Der sizilische Sklavenaufstand des Jahres 136 v. Chr. fand bald auch außerhalb der Insel eine starke Resonanz. Denn auch unter den Bergwerkssklaven von Laurion in Attika, unter den Sklaven von Delos, in Italien bei jenen von Minturnae und Sinuessa, in kleinerem Ausmaß auch in Rom selbst, kam es jetzt ebenfalls zu Unruhen. In Minturnae erhoben sich dabei im Jahre 133 v. Chr. nicht weniger als 4000 Sklaven. Die hier drohende Gefahr wurde im römischen Senat immerhin so ernst genommen, daß die bewährten Konsulare Q. Metellus und Cn. Caepio ein spezielles imperium zur Niederwerfung der Erhebung erhielten. In Italien hatte man sich zu einem solchen Schritt zuletzt zur Zeit Hannibals genötigt gesehen. Die rasche Verbreitung der Nachrichten über den sizilischen Aufstand in Sklavenkreisen ist leicht zu erklären, denn der antike Nachrichtenverkehr wurde in der Hauptsache von Sklaven und Freigelassenen besorgt. Die zahlreichen Boten trugen damals stets auch gleichzeitig die neuesten Nachrichten oder Gerüchte über das Schicksal ihrer Leidensgefährten über Land.

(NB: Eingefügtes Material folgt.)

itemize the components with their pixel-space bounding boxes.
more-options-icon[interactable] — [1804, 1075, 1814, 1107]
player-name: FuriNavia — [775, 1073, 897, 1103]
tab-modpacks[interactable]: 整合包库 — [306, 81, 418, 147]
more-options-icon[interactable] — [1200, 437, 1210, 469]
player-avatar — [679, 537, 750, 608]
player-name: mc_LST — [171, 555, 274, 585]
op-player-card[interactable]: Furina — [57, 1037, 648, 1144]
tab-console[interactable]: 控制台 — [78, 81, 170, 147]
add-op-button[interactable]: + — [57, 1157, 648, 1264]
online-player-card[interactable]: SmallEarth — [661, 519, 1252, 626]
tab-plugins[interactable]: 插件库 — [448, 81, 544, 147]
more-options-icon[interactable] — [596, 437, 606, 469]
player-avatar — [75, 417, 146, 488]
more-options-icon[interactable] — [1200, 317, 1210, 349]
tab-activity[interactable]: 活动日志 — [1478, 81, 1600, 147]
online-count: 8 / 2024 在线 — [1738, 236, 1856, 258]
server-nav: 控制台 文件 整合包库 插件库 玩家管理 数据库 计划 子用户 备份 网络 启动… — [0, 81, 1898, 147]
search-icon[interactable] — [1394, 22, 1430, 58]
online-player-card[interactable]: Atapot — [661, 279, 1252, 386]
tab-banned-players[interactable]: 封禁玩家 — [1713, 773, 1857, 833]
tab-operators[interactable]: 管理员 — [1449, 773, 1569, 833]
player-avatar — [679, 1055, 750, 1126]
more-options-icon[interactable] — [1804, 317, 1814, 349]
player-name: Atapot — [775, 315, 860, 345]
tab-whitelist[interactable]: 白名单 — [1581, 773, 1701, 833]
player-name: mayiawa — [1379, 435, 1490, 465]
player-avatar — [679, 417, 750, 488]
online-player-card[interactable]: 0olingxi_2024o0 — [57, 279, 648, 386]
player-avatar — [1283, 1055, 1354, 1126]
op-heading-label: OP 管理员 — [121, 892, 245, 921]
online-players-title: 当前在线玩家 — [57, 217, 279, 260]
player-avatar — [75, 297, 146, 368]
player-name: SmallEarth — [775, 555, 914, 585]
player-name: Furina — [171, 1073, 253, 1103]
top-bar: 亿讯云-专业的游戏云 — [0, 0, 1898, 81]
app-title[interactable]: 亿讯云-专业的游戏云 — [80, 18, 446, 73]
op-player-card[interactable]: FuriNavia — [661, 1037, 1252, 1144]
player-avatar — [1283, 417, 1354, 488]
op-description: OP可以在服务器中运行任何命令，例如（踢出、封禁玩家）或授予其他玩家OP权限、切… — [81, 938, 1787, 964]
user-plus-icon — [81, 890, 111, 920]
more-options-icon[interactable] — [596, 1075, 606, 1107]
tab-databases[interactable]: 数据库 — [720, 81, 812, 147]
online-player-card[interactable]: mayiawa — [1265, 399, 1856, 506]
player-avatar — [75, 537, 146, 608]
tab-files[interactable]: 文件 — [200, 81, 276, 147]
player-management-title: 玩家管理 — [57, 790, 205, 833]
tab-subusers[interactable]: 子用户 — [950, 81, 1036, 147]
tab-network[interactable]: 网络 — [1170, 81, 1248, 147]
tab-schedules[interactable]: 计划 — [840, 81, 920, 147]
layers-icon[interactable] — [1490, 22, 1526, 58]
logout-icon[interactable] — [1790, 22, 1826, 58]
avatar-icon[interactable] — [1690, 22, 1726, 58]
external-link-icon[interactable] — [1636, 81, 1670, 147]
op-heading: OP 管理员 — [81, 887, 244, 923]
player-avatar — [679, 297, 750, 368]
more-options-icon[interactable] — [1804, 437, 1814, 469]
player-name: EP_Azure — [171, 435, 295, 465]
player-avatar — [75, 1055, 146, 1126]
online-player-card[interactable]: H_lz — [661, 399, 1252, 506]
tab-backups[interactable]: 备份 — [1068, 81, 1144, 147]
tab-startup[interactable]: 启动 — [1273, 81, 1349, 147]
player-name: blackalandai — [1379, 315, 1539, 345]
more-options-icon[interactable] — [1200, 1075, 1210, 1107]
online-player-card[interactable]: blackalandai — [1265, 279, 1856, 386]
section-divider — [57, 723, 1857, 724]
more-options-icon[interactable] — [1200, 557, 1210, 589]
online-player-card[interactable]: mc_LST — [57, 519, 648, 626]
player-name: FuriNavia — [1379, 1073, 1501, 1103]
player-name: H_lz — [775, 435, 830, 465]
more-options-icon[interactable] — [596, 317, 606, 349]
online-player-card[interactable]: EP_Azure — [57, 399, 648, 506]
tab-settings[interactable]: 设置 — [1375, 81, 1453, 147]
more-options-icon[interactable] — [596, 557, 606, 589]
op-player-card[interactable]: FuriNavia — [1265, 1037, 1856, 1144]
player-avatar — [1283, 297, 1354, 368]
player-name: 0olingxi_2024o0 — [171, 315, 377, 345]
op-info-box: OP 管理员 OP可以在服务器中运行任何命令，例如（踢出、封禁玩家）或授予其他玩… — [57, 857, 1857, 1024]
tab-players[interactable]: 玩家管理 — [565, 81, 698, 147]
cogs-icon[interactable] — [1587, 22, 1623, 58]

Manchen modernen Historikern hat indessen diese sehr prosaische Erklärung des Aufflammens weiterer Aufstandsherde nicht genügt. Sie wurden immer wieder von den annähernd gleichzeitigen Erhebungen in Sizilien, Italien und Griechenland fasziniert, so sehr, daß sie darin geradezu eine internationale Sklaven- und „Proletarier“-Bewegung erkennen wollten. Doch diese Mißdeutungen werden heute auch in der marxistischen Forschung überwiegend abgelehnt.